Et Ndeye avait raison de s’inquiéter. Le retard de croissance chez les enfants est le principal signe d’une malnutrition de longue durée, et ses conséquences se font sentir tout au long de la vie : il réduit les capacités cognitives, freine l’apprentissage scolaire, pèse, à l’âge adulte, sur le salaire et sur la capacité à échapper à la pauvreté.
Mais Ndeye n’a aujourd’hui plus de raison de s’inquiéter. Les visites régulières et le suivi rigoureux de Nda Ka, l’animateur communautaire de son village, évitent à Khady comme aux autres enfants du village, de subir les effets dévastateurs et durables d’un retard de croissance. Nda organise les pesées mensuelles et aide les mères dont les enfants souffrent de malnutrition. C’est lui qui s’est aperçu que Khady présentait une insuffisance pondérale et qui a donné des conseils à Ndeye. Il s’est assuré que la jeune maman pourrait et saurait préparer une bouillie fortifiante. Dès que Ndeye a complété l’alimentation de Khady avec cette bouillie, la petite fille s’est mise à rattraper son retard. Ndeye le dit elle-même : « Nda Ka m’a vraiment aidée. Si j’avais été seule, l’état de ma fille ne se serait pas autant amélioré. »

Au début des années 2000, la prévalence de la malnutrition était très élevée au Sénégal, où les retards de croissance affectaient au moins 30 % des enfants de moins de cinq ans. C’est pourquoi le gouvernement sénégalais, avec le concours de l’IDA (le fonds de la Banque mondiale pour les pays les plus pauvres) et d’autres partenaires, a modifié son approche des problèmes de nutrition et mis en place un programme global qui associe les communautés locales.

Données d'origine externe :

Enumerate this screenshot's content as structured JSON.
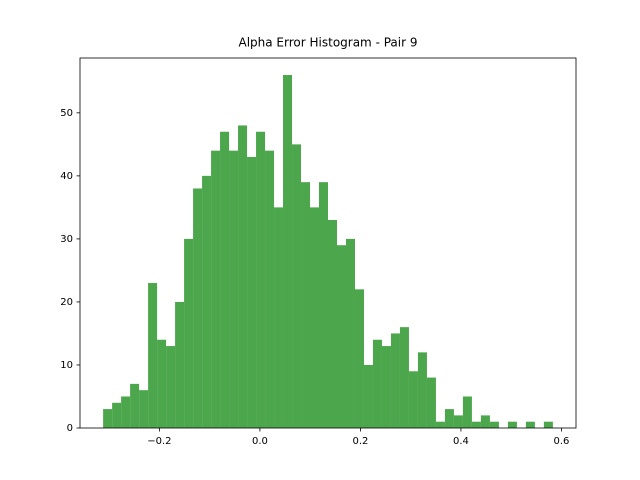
{
  "chart_data": {
    "type": "histogram",
    "title": "Alpha Error Histogram - Pair 9",
    "bins": [
      -0.312,
      -0.2941,
      -0.2762,
      -0.2583,
      -0.2404,
      -0.2225,
      -0.2046,
      -0.1867,
      -0.1688,
      -0.1509,
      -0.133,
      -0.1151,
      -0.0972,
      -0.0793,
      -0.0614,
      -0.0435,
      -0.0256,
      -0.0077,
      0.0102,
      0.0281,
      0.046,
      0.0639,
      0.0818,
      0.0997,
      0.1176,
      0.1355,
      0.1534,
      0.1713,
      0.1892,
      0.2071,
      0.225,
      0.2429,
      0.2608,
      0.2787,
      0.2966,
      0.3145,
      0.3324,
      0.3503,
      0.3682,
      0.3861,
      0.404,
      0.4219,
      0.4398,
      0.4577,
      0.4756,
      0.4935,
      0.5114,
      0.5293,
      0.5472,
      0.5651,
      0.583
    ],
    "counts": [
      3,
      4,
      5,
      7,
      6,
      23,
      14,
      13,
      20,
      30,
      38,
      40,
      44,
      47,
      44,
      48,
      43,
      47,
      44,
      35,
      56,
      45,
      39,
      35,
      39,
      33,
      29,
      30,
      22,
      10,
      14,
      13,
      15,
      16,
      9,
      12,
      8,
      1,
      3,
      2,
      5,
      1,
      2,
      1,
      0,
      1,
      0,
      1,
      0,
      1
    ],
    "color": "#4ca64c",
    "xlim": [
      -0.358,
      0.629
    ],
    "xticks": [
      {
        "value": -0.2,
        "label": "−0.2"
      },
      {
        "value": 0.0,
        "label": "0.0"
      },
      0.2,
      0.4,
      0.6
    ],
    "ylim": [
      0,
      58.7
    ],
    "yticks": [
      0,
      10,
      20,
      30,
      40,
      50
    ]
  }
}
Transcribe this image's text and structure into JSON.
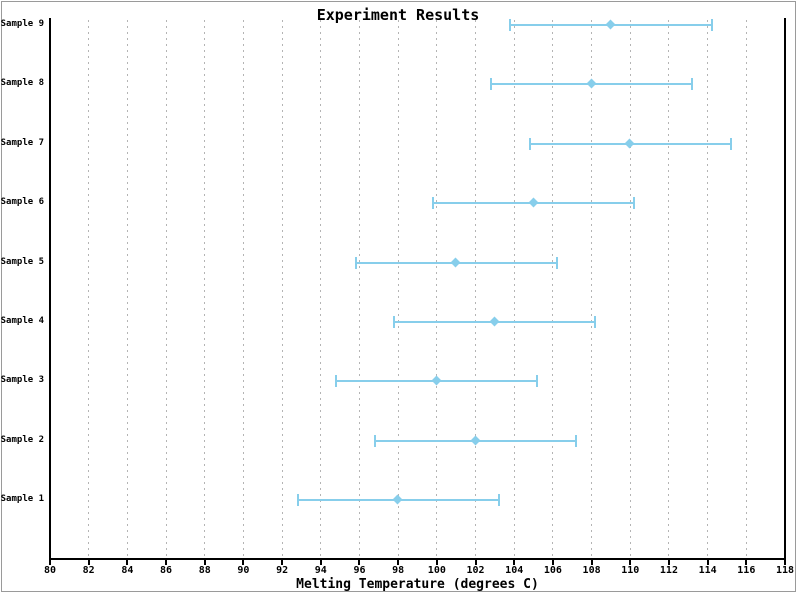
{
  "window": {
    "background": "#ffffff",
    "border_color": "#9a9a9a"
  },
  "chart_data": {
    "type": "scatter",
    "subtype": "horizontal-errorbar",
    "title": "Experiment Results",
    "xlabel": "Melting Temperature (degrees C)",
    "ylabel": "",
    "xlim": [
      80,
      118
    ],
    "xtick_step": 2,
    "xtick_labels": [
      "80",
      "82",
      "84",
      "86",
      "88",
      "90",
      "92",
      "94",
      "96",
      "98",
      "100",
      "102",
      "104",
      "106",
      "108",
      "110",
      "112",
      "114",
      "116",
      "118"
    ],
    "grid": "vertical dotted gray, at every x tick between axis ends",
    "legend_position": "none",
    "marker": "diamond",
    "series_color": "#87CEEB",
    "axis_color": "#000000",
    "grid_color": "#b4b4b4",
    "categories": [
      "Sample 1",
      "Sample 2",
      "Sample 3",
      "Sample 4",
      "Sample 5",
      "Sample 6",
      "Sample 7",
      "Sample 8",
      "Sample 9"
    ],
    "values": [
      98,
      102,
      100,
      103,
      101,
      105,
      110,
      108,
      109
    ],
    "xerr": [
      5.2,
      5.2,
      5.2,
      5.2,
      5.2,
      5.2,
      5.2,
      5.2,
      5.2
    ]
  }
}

Cette initiative était pilotée par la Cellule de lutte contre la malnutrition (CLM), placée sous la tutelle directe du Premier ministre, et associait les autorités locales, les prestataires de services publics et des ONG. Il s’agissait d’offrir aux communautés et aux ménages toute une série de services favorisant une bonne nutrition : éducation à la santé, promotion de l’allaitement, conseils pour l’alimentation des nourrissons et des jeunes enfants, pesées mensuelles, apports en micronutriments essentiels, allocations conditionnelles en espèces, soutien ciblé à la sécurité alimentaire, etc. La prévalence des retards de croissance au Sénégal est aujourd’hui de 19 %, soit l’un des taux les plus faibles de toute l’Afrique subsaharienne.

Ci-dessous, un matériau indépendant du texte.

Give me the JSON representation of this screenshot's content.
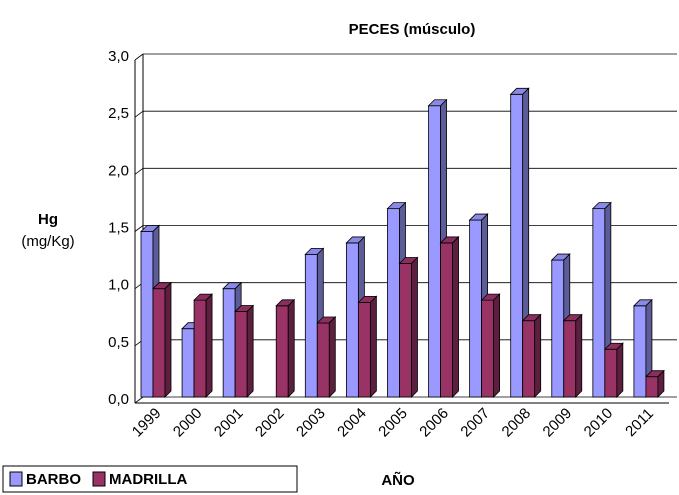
{
  "chart_data": {
    "type": "bar3d",
    "title": "PECES (músculo)",
    "y_label": "Hg",
    "y_unit": "(mg/Kg)",
    "x_label": "AÑO",
    "categories": [
      "1999",
      "2000",
      "2001",
      "2002",
      "2003",
      "2004",
      "2005",
      "2006",
      "2007",
      "2008",
      "2009",
      "2010",
      "2011"
    ],
    "series": [
      {
        "name": "BARBO",
        "color": "#9999ff",
        "values": [
          1.5,
          0.65,
          1.0,
          null,
          1.3,
          1.4,
          1.7,
          2.6,
          1.6,
          2.7,
          1.25,
          1.7,
          0.85
        ]
      },
      {
        "name": "MADRILLA",
        "color": "#993366",
        "values": [
          1.0,
          0.9,
          0.8,
          0.85,
          0.7,
          0.88,
          1.22,
          1.4,
          0.9,
          0.72,
          0.72,
          0.47,
          0.23
        ]
      }
    ],
    "ylim": [
      0,
      3
    ],
    "yticks": [
      {
        "value": 0,
        "label": "0,0"
      },
      {
        "value": 0.5,
        "label": "0,5"
      },
      {
        "value": 1,
        "label": "1,0"
      },
      {
        "value": 1.5,
        "label": "1,5"
      },
      {
        "value": 2,
        "label": "2,0"
      },
      {
        "value": 2.5,
        "label": "2,5"
      },
      {
        "value": 3,
        "label": "3,0"
      }
    ],
    "grid": true
  }
}
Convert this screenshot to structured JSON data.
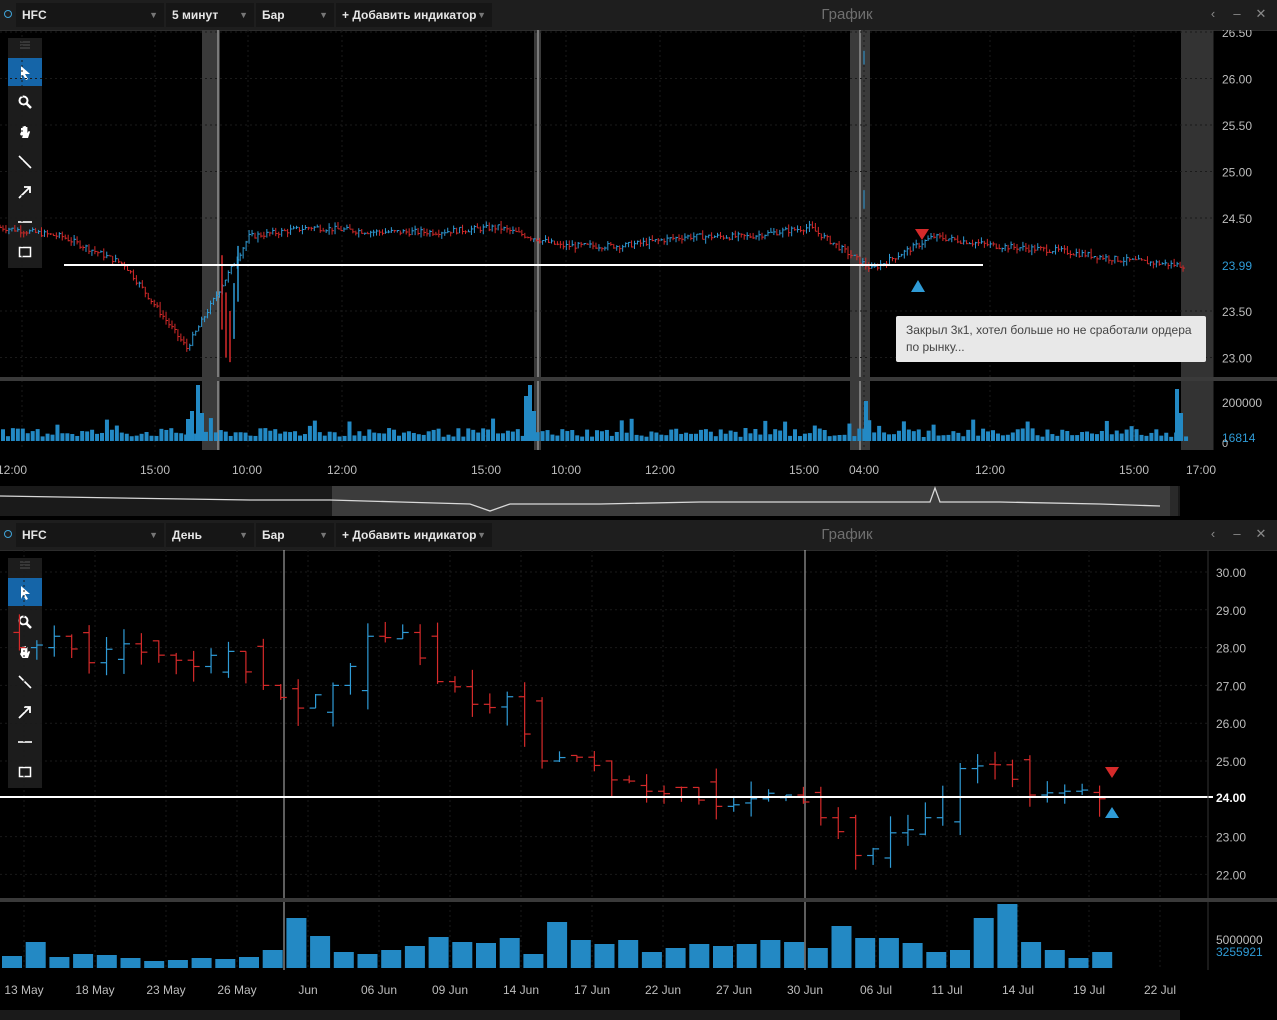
{
  "top": {
    "symbol": "HFC",
    "interval": "5 минут",
    "chart_type": "Бар",
    "add_indicator": "+ Добавить индикатор",
    "title": "График",
    "price_labels": [
      "26.50",
      "26.00",
      "25.50",
      "25.00",
      "24.50",
      "23.50",
      "23.00"
    ],
    "last_price": "23.99",
    "volume_labels": [
      "200000",
      "16814",
      "0"
    ],
    "time_labels": [
      "12:00",
      "15:00",
      "10:00",
      "12:00",
      "15:00",
      "10:00",
      "12:00",
      "15:00",
      "04:00",
      "12:00",
      "15:00",
      "17:00"
    ],
    "note": "Закрыл 3к1, хотел больше но не сработали ордера по рынку..."
  },
  "bottom": {
    "symbol": "HFC",
    "interval": "День",
    "chart_type": "Бар",
    "add_indicator": "+ Добавить индикатор",
    "title": "График",
    "price_labels": [
      "30.00",
      "29.00",
      "28.00",
      "27.00",
      "26.00",
      "25.00",
      "23.00",
      "22.00"
    ],
    "level_price": "24.00",
    "volume_labels": [
      "5000000",
      "3255921"
    ],
    "date_labels": [
      "13 May",
      "18 May",
      "23 May",
      "26 May",
      "Jun",
      "06 Jun",
      "09 Jun",
      "14 Jun",
      "17 Jun",
      "22 Jun",
      "27 Jun",
      "30 Jun",
      "06 Jul",
      "11 Jul",
      "14 Jul",
      "19 Jul",
      "22 Jul"
    ]
  },
  "tools": [
    "cursor-icon",
    "zoom-icon",
    "hand-icon",
    "line-icon",
    "arrow-icon",
    "hline-icon",
    "rect-icon"
  ],
  "colors": {
    "up": "#2f9bd6",
    "down": "#d52a2a",
    "volume": "#2389c4",
    "level": "#ffffff",
    "background": "#000000"
  },
  "chart_data": [
    {
      "type": "bar",
      "description_series": "HFC 5-minute OHLC",
      "ylim": [
        22.8,
        26.5
      ],
      "horizontal_level": 24.0,
      "x": [
        "12:00",
        "15:00",
        "10:00",
        "12:00",
        "15:00",
        "10:00",
        "12:00",
        "15:00",
        "04:00",
        "12:00",
        "15:00",
        "17:00"
      ],
      "close_path": [
        24.4,
        24.3,
        24.0,
        23.1,
        24.3,
        24.4,
        24.35,
        24.35,
        24.4,
        24.2,
        24.2,
        24.3,
        24.3,
        24.4,
        23.95,
        24.3,
        24.2,
        24.15,
        24.05,
        23.99
      ],
      "last": 23.99
    },
    {
      "type": "bar",
      "description_series": "HFC daily OHLC",
      "ylim": [
        21.6,
        30.2
      ],
      "horizontal_level": 24.0,
      "categories": [
        "13 May",
        "18 May",
        "23 May",
        "26 May",
        "Jun",
        "06 Jun",
        "09 Jun",
        "14 Jun",
        "17 Jun",
        "22 Jun",
        "27 Jun",
        "30 Jun",
        "06 Jul",
        "11 Jul",
        "14 Jul",
        "19 Jul",
        "22 Jul"
      ],
      "closes": [
        28.0,
        28.3,
        27.6,
        28.1,
        27.8,
        27.5,
        27.9,
        27.0,
        26.4,
        27.0,
        28.3,
        28.4,
        27.1,
        26.5,
        26.7,
        25.0,
        25.1,
        24.5,
        24.2,
        24.3,
        23.8,
        24.0,
        24.1,
        23.5,
        22.5,
        23.1,
        23.5,
        24.8,
        24.9,
        24.1,
        24.2,
        24.0
      ],
      "volume_last": 3255921
    }
  ]
}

Les efforts que déploie le Sénégal pour lutter contre le retard de croissance, ainsi que la priorité absolue accordée à ce problème au sommet de l’État, sont de bon augure pour l’avenir des enfants comme Khady, mais aussi pour celui de l’économie de ce pays.
D’après les estimations mondiales actuelles, 25 % des enfants de moins de cinq ans présentent un retard de croissance. En luttant contre ce phénomène dont les conséquences sont dévastatrices pour les individus, leur famille, la société et l’économie du pays, on pourrait accroître la productivité économique globale. En Afrique et en Asie, les gains de productivité potentiels représenteraient entre 4 et 11 % du PIB par habitant. 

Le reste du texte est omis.